A plataforma, que conta com pouco mais de 15 mil usuários e ainda é vista como uma startup validando processos dentro da companhia, pode significar uma virada de chave para a empresa. Não é exagero. Tanto que, nos últimos dois anos, a RD, que abre uma média de 240 lojas por ano, num investimento milionário, tem, segundo Pousada, aportado mais dinheiro em tecnologia do que na expansão física.

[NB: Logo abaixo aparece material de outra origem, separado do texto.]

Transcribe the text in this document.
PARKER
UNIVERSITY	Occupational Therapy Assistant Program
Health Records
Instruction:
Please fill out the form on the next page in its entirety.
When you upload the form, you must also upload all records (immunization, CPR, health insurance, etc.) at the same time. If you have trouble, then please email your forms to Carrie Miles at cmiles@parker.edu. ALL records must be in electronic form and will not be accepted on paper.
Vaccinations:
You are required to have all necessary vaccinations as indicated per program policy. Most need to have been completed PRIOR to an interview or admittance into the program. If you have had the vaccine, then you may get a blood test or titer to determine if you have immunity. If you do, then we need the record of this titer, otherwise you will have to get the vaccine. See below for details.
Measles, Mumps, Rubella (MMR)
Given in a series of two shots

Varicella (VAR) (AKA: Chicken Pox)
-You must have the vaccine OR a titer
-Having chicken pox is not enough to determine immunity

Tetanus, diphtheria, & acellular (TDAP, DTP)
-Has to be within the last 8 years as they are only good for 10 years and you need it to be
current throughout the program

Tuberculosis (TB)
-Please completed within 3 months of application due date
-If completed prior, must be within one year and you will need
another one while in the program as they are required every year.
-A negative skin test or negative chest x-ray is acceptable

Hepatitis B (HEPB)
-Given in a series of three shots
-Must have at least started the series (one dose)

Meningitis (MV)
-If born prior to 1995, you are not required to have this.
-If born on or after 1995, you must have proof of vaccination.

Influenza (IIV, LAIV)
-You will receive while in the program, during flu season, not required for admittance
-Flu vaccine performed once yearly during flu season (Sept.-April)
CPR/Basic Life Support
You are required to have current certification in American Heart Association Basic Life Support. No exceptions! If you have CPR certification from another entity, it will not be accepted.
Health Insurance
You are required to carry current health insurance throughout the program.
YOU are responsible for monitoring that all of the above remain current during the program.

A Vitat, guardadas as devidas proporções, pode fazer com que a RD ganhe um protagonismo na saúde que a Magalu ganhou no varejo e na bolsa de valores. E Pousada sabe do canhão que tem em mãos. Primeiro, uma rede física com 2.374 lojas que deve chegar a 2.700 no fim de 2022. Em segundo lugar, uma marca forte no setor de saúde. E, por último, um avanço crescente nas vendas digitais.
“O negócio digital foi multiplicado por oito desde 2019”, diz Pousada. “Somos disparados o maior e-commerce do varejo farmacêutico do Brasil. Mais de 12 milhões de clientes já baixaram o nosso aplicativo.” Fora isso, a área de atendimento presencial, nas farmácias, avançou muito, sobretudo com o surgimento da Covid-19.
“Já realizamos 3 milhões de testes de covid-19. Fizemos tantos testes que, em algum momento durante a pandemia, chegamos a ter 7% do mercado de laboratórios do Brasil”, afirma Pousada. Em aplicações de injeções e vacinas, são mais de 90 mil por mês.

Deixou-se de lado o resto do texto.